With NPS Pres. Adm. Ann Rondeau, CHDS Master’s Program lead Lauren Fernandez, longtime CHDS faculty member Anders Strindberg, and the Master’s cohort 2303/04 in attendance for the raising of the U.S. flag and the memorial, Brannan marked the somber occasion by recounting the 9/11 attacks mounted by al-Qaeda hijackers in commercial aircraft on the World Trade Center North and South Towers and the Pentagon, as well as the hijacked aircraft that crashed in a Pennsylvania field after passengers and crew stormed the cockpit, attacks that killed nearly 3,000 people.
Brannan noted Pres. George W. Bush put all U.S. military forces on high alert throughout the world later in the day on 9/11 and delivered a speech to the nation in which he said, “Today, our nation saw evil, the very worst of human nature. And we responded with the best of America—with the daring of our rescue workers, with the caring for strangers and neighbors.”
“In just a minute,” Brannan said, “I would like us to recognize and remember the acts that certainly forever changed my life, and many of those that continue to keep this vigil 22 years later.”
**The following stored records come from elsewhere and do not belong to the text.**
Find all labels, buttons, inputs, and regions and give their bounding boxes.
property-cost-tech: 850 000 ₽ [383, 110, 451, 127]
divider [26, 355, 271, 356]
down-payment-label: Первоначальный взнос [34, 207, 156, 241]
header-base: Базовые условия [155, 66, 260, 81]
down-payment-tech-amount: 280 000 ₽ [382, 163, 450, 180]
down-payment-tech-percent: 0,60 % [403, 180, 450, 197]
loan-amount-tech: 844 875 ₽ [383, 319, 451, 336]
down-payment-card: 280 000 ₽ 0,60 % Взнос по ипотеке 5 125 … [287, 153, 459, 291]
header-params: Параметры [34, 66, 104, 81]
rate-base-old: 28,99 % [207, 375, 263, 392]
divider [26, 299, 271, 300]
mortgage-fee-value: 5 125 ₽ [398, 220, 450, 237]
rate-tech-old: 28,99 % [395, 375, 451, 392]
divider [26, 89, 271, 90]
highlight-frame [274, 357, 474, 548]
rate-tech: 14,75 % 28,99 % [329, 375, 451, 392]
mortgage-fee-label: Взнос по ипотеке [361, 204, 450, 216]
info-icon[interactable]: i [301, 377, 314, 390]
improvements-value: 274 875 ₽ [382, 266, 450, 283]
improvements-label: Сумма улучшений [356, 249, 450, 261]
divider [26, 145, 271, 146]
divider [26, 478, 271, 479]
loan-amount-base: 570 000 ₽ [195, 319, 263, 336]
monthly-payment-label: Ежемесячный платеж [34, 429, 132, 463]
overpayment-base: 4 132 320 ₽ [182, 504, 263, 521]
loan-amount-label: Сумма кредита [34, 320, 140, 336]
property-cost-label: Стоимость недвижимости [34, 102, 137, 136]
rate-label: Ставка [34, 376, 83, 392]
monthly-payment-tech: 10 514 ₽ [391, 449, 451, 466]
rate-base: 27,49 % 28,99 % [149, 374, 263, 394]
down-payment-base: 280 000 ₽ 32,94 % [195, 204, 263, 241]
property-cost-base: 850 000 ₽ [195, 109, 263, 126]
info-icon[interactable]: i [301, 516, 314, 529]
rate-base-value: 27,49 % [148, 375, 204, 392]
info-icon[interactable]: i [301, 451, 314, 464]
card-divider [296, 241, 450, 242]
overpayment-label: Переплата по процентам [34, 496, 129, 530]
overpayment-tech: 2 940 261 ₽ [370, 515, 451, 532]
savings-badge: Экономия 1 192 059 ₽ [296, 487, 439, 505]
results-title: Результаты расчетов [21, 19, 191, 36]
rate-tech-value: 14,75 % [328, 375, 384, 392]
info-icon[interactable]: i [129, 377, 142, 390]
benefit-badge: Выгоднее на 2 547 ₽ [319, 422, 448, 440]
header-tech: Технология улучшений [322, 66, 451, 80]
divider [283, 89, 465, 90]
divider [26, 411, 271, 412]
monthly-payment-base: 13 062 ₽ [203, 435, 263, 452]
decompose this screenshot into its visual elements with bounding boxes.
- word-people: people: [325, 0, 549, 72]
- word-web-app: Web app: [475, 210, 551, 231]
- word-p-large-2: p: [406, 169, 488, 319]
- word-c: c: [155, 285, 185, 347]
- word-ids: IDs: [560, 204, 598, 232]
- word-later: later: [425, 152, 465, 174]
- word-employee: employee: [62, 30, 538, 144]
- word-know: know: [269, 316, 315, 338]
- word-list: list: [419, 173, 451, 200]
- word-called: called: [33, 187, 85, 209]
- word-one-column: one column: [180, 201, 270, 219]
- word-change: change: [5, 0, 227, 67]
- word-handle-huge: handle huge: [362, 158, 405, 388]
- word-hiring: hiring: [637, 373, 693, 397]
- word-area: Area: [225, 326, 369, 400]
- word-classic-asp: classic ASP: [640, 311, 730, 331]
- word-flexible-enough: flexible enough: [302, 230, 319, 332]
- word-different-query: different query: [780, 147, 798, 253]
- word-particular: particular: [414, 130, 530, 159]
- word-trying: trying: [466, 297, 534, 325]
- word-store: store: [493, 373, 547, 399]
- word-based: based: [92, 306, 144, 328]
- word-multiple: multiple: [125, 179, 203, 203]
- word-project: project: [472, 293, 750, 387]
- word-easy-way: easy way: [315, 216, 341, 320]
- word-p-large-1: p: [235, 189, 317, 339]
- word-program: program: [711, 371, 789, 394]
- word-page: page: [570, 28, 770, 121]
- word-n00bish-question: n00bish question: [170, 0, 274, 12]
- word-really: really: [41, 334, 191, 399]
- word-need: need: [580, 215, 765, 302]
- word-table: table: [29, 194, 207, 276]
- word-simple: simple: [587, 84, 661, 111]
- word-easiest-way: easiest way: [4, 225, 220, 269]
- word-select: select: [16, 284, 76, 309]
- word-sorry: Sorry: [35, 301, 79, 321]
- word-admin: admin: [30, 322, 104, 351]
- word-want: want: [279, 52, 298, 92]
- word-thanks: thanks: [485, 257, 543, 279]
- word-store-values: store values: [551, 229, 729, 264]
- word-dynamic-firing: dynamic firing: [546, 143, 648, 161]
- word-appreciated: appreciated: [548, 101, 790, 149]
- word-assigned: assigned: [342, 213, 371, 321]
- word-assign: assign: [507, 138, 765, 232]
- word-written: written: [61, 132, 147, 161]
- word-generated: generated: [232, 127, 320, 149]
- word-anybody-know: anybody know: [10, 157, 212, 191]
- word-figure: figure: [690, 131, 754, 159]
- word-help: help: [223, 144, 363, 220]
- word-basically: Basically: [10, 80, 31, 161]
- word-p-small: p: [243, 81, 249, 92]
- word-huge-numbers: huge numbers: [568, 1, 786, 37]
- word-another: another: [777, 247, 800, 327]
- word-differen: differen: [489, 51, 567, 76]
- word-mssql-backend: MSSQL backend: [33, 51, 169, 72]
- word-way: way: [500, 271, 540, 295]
Brannan noted the remembrance was “for the victims on American Airlines Flight 11 and United Airlines Flight 175,” and “for those civilians and responders inside and underneath the collapse of the World Trade Center’s North and South Towers,” and “for those onboard American Airlines Flight 77 and for those serving inside the Pentagon” who were struck by that aircraft, and “finally for the brave souls aboard Flight 93 which forced the terrorist to crash in a deserted field near Shanksville, PA, before they could kill more on the ground—we now know the likely targets were either the White House or the Capitol building.”
Remembering that he and colleague Dr. Bruce Hoffman were working on a counterterrorism project at the Rand DC office overlooking the Pentagon attack site on 9/11, and his subsequent call to Strindberg, Brannan said the three of them “were forever changed that day,” and “always stop to remember” the anniversary.
He encouraged those in attendance to observe a “moment of silence to reflect on your whereabouts that day, and how the 9/11 attacks changed your lives.”
Following the moment of silence, Brannan said, “This is and will forever be a solemn day for me. I don’t remember to keep hate alive. I remember to give honor to those brave first responders and victims who died that day 22 years ago.
“Thank you for coming. You are dismissed.”
After the ceremony, attendees were encouraged to take a walk to the NPS 9/11 Memorial made with steel from the World Trade Center at the reflecting pond in honor of those we lost that day.